My guess is these kind of make work jobs are designed to accomplish multiple goals.

First, to provide transitional employment for well connected staffers, their friends, family, relatives and appointees needing uninterrupted PERS time between elected official's appointments.

Secondly, create a pool of functionaries ready to be plucked for special pet projects to be named later.

A side benefit is to suck up loose cash near year end to provide justification for why police, fire and roads have "INADEQUATE FUNDING DUE TO BUDGET CUTS..."
to make the voting populace more pliable.

I guess I was too late to add an idea:

A pothole tracker that would not only identify potholes by size and location, but estimate how much money is being wasted by the website that could be used to fill some of these suckers.

In an odd way, this is brilliant. That is, if the city can get anybody to use it. After all, why worry that the local toothless news outlets might actually wake up and note "Hey, this is ridiculous" when they can pump propaganda and blatant endorsements for CoP benefactors directly to everyone in the area? What amazes me is that this sort of make-work program isn't already a lot more common, but then I suspect we'll see this done in more cities with the mantra "Well, Portland does it this way!"

The concept of a "Zero Based Budget" really scares these people. I used to think it would skim 20% off the city payroll. I'm now thinking it's closer to 30%.

Memo to City Hall: No, you are not the Chamber of Commerce. Let them promote business. Get back to public safety, street maintenance...you know, the stuff you neglect and hate to do because it isn't sexy and fun.

Thank you.

This site could cut out the middleman, eg the Oregonian. No need to subscribe to the paper, which just regurgitates press releases anyways, just go here and read them hot off the press, er, public information officer!

Tim-

Great idea. But Sam won't approve the app unless it includes a geo-locating feature for finding underage boys.

A website dedicated to getting city information out more efficiently via mobile devices.

Yep. Shinola. Wasteful. Outrageous.

Wow you folks really are stuck in the 1980s. Go look at a number of the already (freely contributed) apps, like the one that allows you to quickly recover city health inspections for a restaurant you are considering.

What exactly is wrong with this? Or is the mantra here: complain first, investigate later?
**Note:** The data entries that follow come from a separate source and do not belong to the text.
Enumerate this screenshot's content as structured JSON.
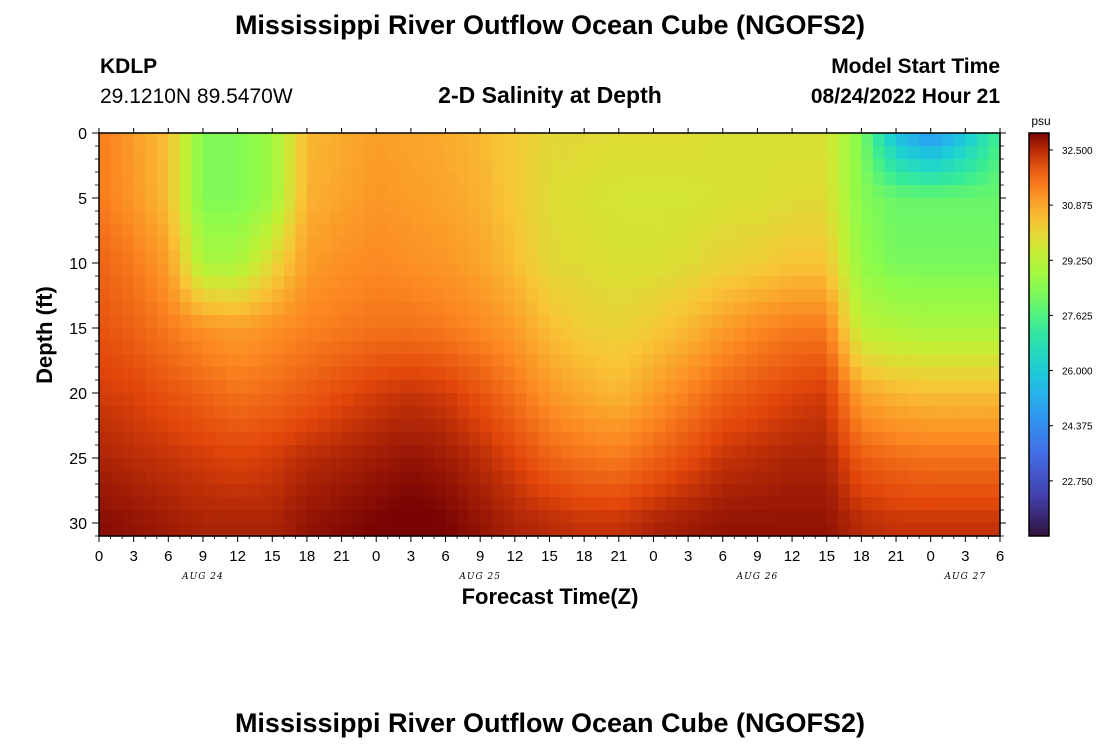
{
  "title": "Mississippi River Outflow Ocean Cube (NGOFS2)",
  "title_repeat": "Mississippi River Outflow Ocean Cube (NGOFS2)",
  "station": {
    "id": "KDLP",
    "coords": "29.1210N  89.5470W"
  },
  "subtitle": "2-D Salinity at Depth",
  "model_start": {
    "label": "Model Start Time",
    "value": "08/24/2022 Hour 21"
  },
  "chart_data": {
    "type": "heatmap",
    "xlabel": "Forecast Time(Z)",
    "ylabel": "Depth (ft)",
    "x_units": "hours since AUG 24 00Z",
    "xlim": [
      0,
      78
    ],
    "ylim": [
      0,
      31
    ],
    "y_inverted": true,
    "x_tick_labels": [
      "0",
      "3",
      "6",
      "9",
      "12",
      "15",
      "18",
      "21",
      "0",
      "3",
      "6",
      "9",
      "12",
      "15",
      "18",
      "21",
      "0",
      "3",
      "6",
      "9",
      "12",
      "15",
      "18",
      "21",
      "0",
      "3",
      "6"
    ],
    "y_tick_labels": [
      "0",
      "5",
      "10",
      "15",
      "20",
      "25",
      "30"
    ],
    "day_labels": [
      "AUG 24",
      "AUG 25",
      "AUG 26",
      "AUG 27"
    ],
    "colorbar": {
      "unit": "psu",
      "range": [
        21.125,
        33.0
      ],
      "tick_labels": [
        "32.500",
        "30.875",
        "29.250",
        "27.625",
        "26.000",
        "24.375",
        "22.750"
      ]
    },
    "salinity_grid": {
      "depths_ft": [
        0,
        5,
        10,
        15,
        20,
        25,
        30
      ],
      "hours": [
        0,
        3,
        6,
        9,
        12,
        15,
        18,
        21,
        24,
        27,
        30,
        33,
        36,
        39,
        42,
        45,
        48,
        51,
        54,
        57,
        60,
        63,
        66,
        69,
        72,
        75,
        78
      ],
      "values": [
        [
          31.5,
          31.0,
          30.5,
          28.3,
          28.3,
          28.8,
          30.6,
          30.8,
          31.0,
          30.9,
          30.8,
          30.6,
          30.3,
          30.0,
          30.0,
          29.9,
          29.9,
          29.9,
          29.8,
          29.8,
          29.8,
          29.8,
          28.3,
          25.6,
          24.5,
          25.8,
          27.5
        ],
        [
          31.5,
          31.1,
          30.5,
          28.3,
          28.3,
          28.8,
          30.7,
          30.9,
          31.1,
          31.0,
          30.9,
          30.7,
          30.3,
          29.9,
          29.8,
          29.7,
          29.7,
          29.7,
          29.8,
          29.8,
          29.9,
          29.9,
          28.4,
          28.0,
          28.0,
          28.0,
          28.0
        ],
        [
          31.8,
          31.5,
          31.0,
          29.0,
          29.0,
          30.0,
          31.0,
          31.2,
          31.3,
          31.2,
          31.1,
          30.9,
          30.5,
          30.0,
          29.9,
          29.8,
          29.8,
          29.9,
          30.1,
          30.2,
          30.4,
          30.4,
          28.6,
          28.2,
          28.2,
          28.2,
          28.2
        ],
        [
          32.0,
          31.8,
          31.5,
          31.2,
          31.0,
          31.2,
          31.4,
          31.5,
          31.6,
          31.6,
          31.5,
          31.3,
          31.0,
          30.5,
          30.2,
          30.1,
          30.3,
          30.6,
          31.0,
          31.3,
          31.5,
          31.5,
          29.3,
          29.1,
          29.0,
          29.0,
          29.0
        ],
        [
          32.3,
          32.2,
          32.0,
          31.8,
          31.6,
          31.7,
          31.9,
          32.1,
          32.3,
          32.4,
          32.3,
          32.0,
          31.6,
          31.1,
          30.8,
          30.6,
          31.0,
          31.4,
          31.8,
          32.0,
          32.2,
          32.3,
          30.9,
          30.6,
          30.5,
          30.5,
          30.5
        ],
        [
          32.6,
          32.5,
          32.4,
          32.3,
          32.2,
          32.3,
          32.5,
          32.6,
          32.7,
          32.8,
          32.7,
          32.5,
          32.2,
          31.8,
          31.6,
          31.5,
          31.8,
          32.1,
          32.4,
          32.5,
          32.6,
          32.6,
          31.9,
          31.7,
          31.6,
          31.6,
          31.6
        ],
        [
          32.9,
          32.8,
          32.7,
          32.6,
          32.6,
          32.6,
          32.8,
          32.9,
          33.0,
          33.1,
          33.0,
          32.8,
          32.6,
          32.5,
          32.4,
          32.4,
          32.6,
          32.7,
          32.8,
          32.8,
          32.8,
          32.8,
          32.5,
          32.4,
          32.4,
          32.4,
          32.4
        ]
      ]
    }
  }
}
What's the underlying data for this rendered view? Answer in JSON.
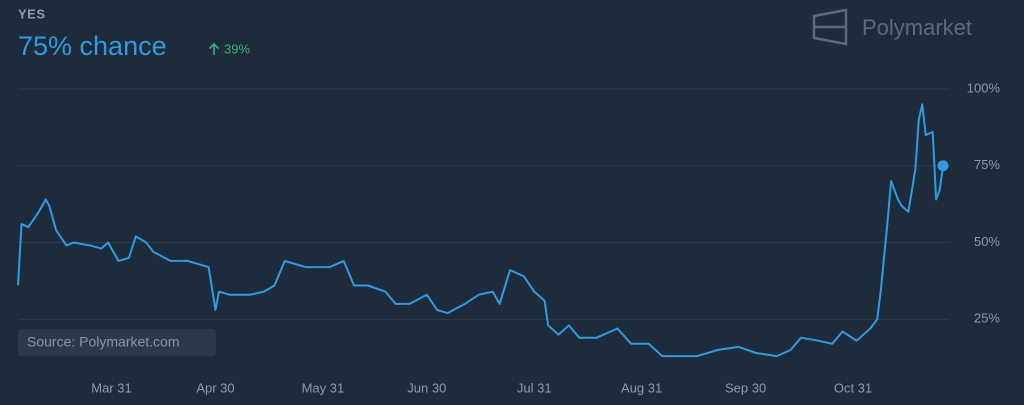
{
  "chart_data": {
    "type": "line",
    "label": "YES",
    "headline": "75% chance",
    "change": "39%",
    "brand": "Polymarket",
    "source": "Source: Polymarket.com",
    "grid": true,
    "ylim": [
      0,
      100
    ],
    "yticks": [
      {
        "value": 25,
        "label": "25%"
      },
      {
        "value": 50,
        "label": "50%"
      },
      {
        "value": 75,
        "label": "75%"
      },
      {
        "value": 100,
        "label": "100%"
      }
    ],
    "xlim": [
      "Mar 4",
      "Nov 28"
    ],
    "xticks": [
      "Mar 31",
      "Apr 30",
      "May 31",
      "Jun 30",
      "Jul 31",
      "Aug 31",
      "Sep 30",
      "Oct 31"
    ],
    "x": [
      "Mar 4",
      "Mar 5",
      "Mar 7",
      "Mar 10",
      "Mar 12",
      "Mar 13",
      "Mar 15",
      "Mar 18",
      "Mar 20",
      "Mar 25",
      "Mar 28",
      "Mar 30",
      "Apr 2",
      "Apr 5",
      "Apr 7",
      "Apr 10",
      "Apr 12",
      "Apr 17",
      "Apr 22",
      "Apr 28",
      "Apr 30",
      "May 1",
      "May 4",
      "May 10",
      "May 14",
      "May 17",
      "May 20",
      "May 23",
      "May 26",
      "Jun 2",
      "Jun 6",
      "Jun 9",
      "Jun 13",
      "Jun 18",
      "Jun 21",
      "Jun 25",
      "Jun 30",
      "Jul 3",
      "Jul 6",
      "Jul 11",
      "Jul 15",
      "Jul 19",
      "Jul 21",
      "Jul 24",
      "Jul 28",
      "Jul 31",
      "Aug 3",
      "Aug 4",
      "Aug 7",
      "Aug 10",
      "Aug 13",
      "Aug 18",
      "Aug 24",
      "Aug 28",
      "Sep 2",
      "Sep 6",
      "Sep 10",
      "Sep 16",
      "Sep 22",
      "Sep 28",
      "Oct 3",
      "Oct 9",
      "Oct 13",
      "Oct 16",
      "Oct 21",
      "Oct 25",
      "Oct 28",
      "Nov 1",
      "Nov 5",
      "Nov 7",
      "Nov 8",
      "Nov 10",
      "Nov 11",
      "Nov 13",
      "Nov 14",
      "Nov 16",
      "Nov 18",
      "Nov 19",
      "Nov 20",
      "Nov 21",
      "Nov 23",
      "Nov 24",
      "Nov 25",
      "Nov 26"
    ],
    "series": [
      {
        "name": "YES",
        "color": "#2e9be3",
        "values": [
          36,
          56,
          55,
          60,
          64,
          62,
          54,
          49,
          50,
          49,
          48,
          50,
          44,
          45,
          52,
          50,
          47,
          44,
          44,
          42,
          28,
          34,
          33,
          33,
          34,
          36,
          44,
          43,
          42,
          42,
          44,
          36,
          36,
          34,
          30,
          30,
          33,
          28,
          27,
          30,
          33,
          34,
          30,
          41,
          39,
          34,
          31,
          23,
          20,
          23,
          19,
          19,
          22,
          17,
          17,
          13,
          13,
          13,
          15,
          16,
          14,
          13,
          15,
          19,
          18,
          17,
          21,
          18,
          22,
          25,
          34,
          57,
          70,
          64,
          62,
          60,
          74,
          90,
          95,
          85,
          86,
          64,
          67,
          75
        ]
      }
    ]
  }
}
Ed, there's a HUGE difference between apps such as the ones you're citing, that actually apply to city business, and most of the gibberish on that site. At the very least, most of it could qualify as producing a conflict of interest, especially when you have no idea WHY these businesses were listed as choice by the city. Was money exchanged, were certain urges tickled, or is it because the review was written by an intern so thrilled to get freebies from a Portland business that s/he forgot to check on legal or ethical lapses? As it is, this reads like one of those free magazines that pretends that its blurbs are objective journalism, and not a legitimate city resource.

Bulls**t on an app is still bulls**t.

Does anyone out there actually think "hmm, where should I shop today?" and then go to a city website to get suggestions. Talk about #thingsthatwillneverhappen

TTR I don't believe you actually looked at the site. It advertises local businesses "shop local" on the front page but there is no content that I can find about that.

Instead almost all the apps have to do with city data that already exists but far as I can see this makes the information easily accessible. Unified transit info, business licenses issued, road work/closures, police incidents, fire dispatches.